In the recent decades, new leak detection technologies for hydrocarbon pipelines are emerging constantly, and conventional technologies are evolving to achieve better performance. It gives pipeline operators a good chance to detect leaks in the early phase and protect the environment from contamination by leaked hydrocarbons. However, this also makes the selection of leak detection methods more complicated.
Two major tasks are required during the selection of leak detection methods: appropriately defining the selection criteria, and evaluating the leak detection capability of candidate technologies. For internal leak detection technologies, API 1130 (API, 2012) provides guidance to industry on the selection criteria and API 1149 (API, 1993) attempts to define the evaluation technique. Applying an evaluation technique that considers all likely operating conditions in its risk assessment is advisable.

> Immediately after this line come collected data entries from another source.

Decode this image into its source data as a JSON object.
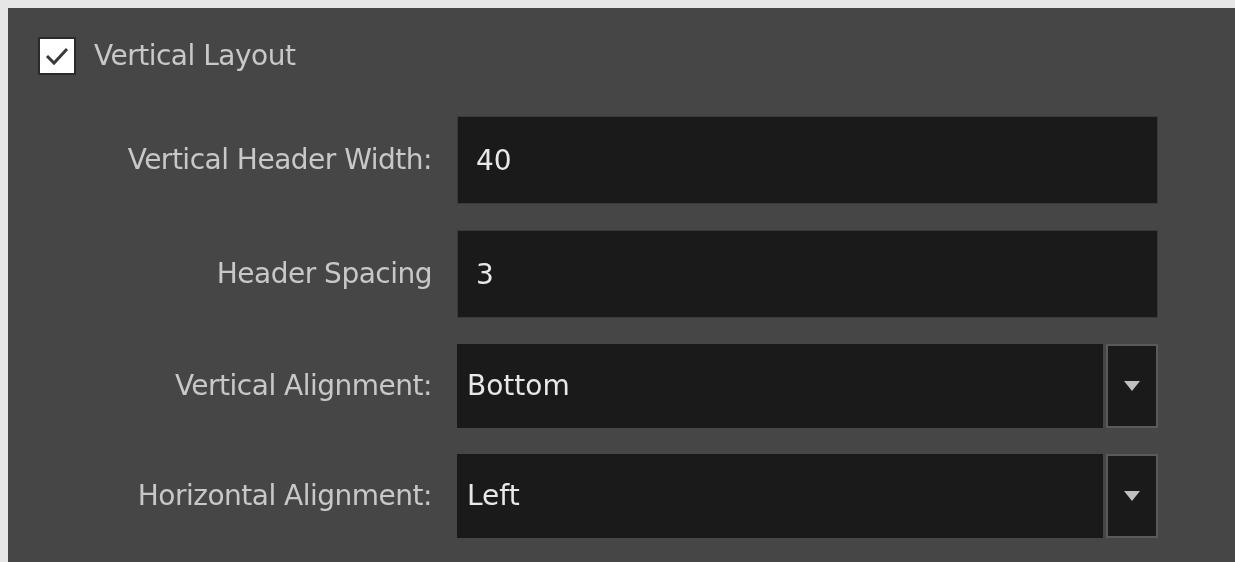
{
  "vertical_layout": {
    "label": "Vertical Layout",
    "checked": true
  },
  "fields": [
    {
      "kind": "text",
      "label": "Vertical Header Width:",
      "value": "40"
    },
    {
      "kind": "text",
      "label": "Header Spacing",
      "value": "3"
    },
    {
      "kind": "dropdown",
      "label": "Vertical Alignment:",
      "value": "Bottom"
    },
    {
      "kind": "dropdown",
      "label": "Horizontal Alignment:",
      "value": "Left"
    }
  ]
}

The process of combining of all the potential performance scores of a leak detection technology for various operating conditions into a single fitness factor can be complicated. This paper recommends the use of a decision tree to calculate the leak detection methods' fitness factor. In this analysis, many facets of leak detection are considered. They include the physical principles of the technologies as well as their performance under different operation conditions.
The paper describes a systematic approach of evaluating the various leak detection methodologies against specific design criteria. The appendix includes descriptions of the strengths and limitations that the various leak detection techniques may have given a particular set of leak characteristics, operating conditions, physical design considerations, commercial implications, construction costs and operational costs. The paper proposes that a qualitative or semi-quantitative analysis on individual pipelines over all expected operating conditions could determine the best technology(s) to apply in mitigating the risk of undetected leaks in pipelines.
There are multiple real time leak detection technologies, and they all have strengths and weaknesses. Leaks can present themselves in different ways, and every pipeline has different physical design and operational parameters. Determining the best leak detection technology(s) for a specific application can be complex. Every leak detection technology can cover different portions of the risk spectrum but no single technology will mitigate all of the risk as illustrated in Figure 1.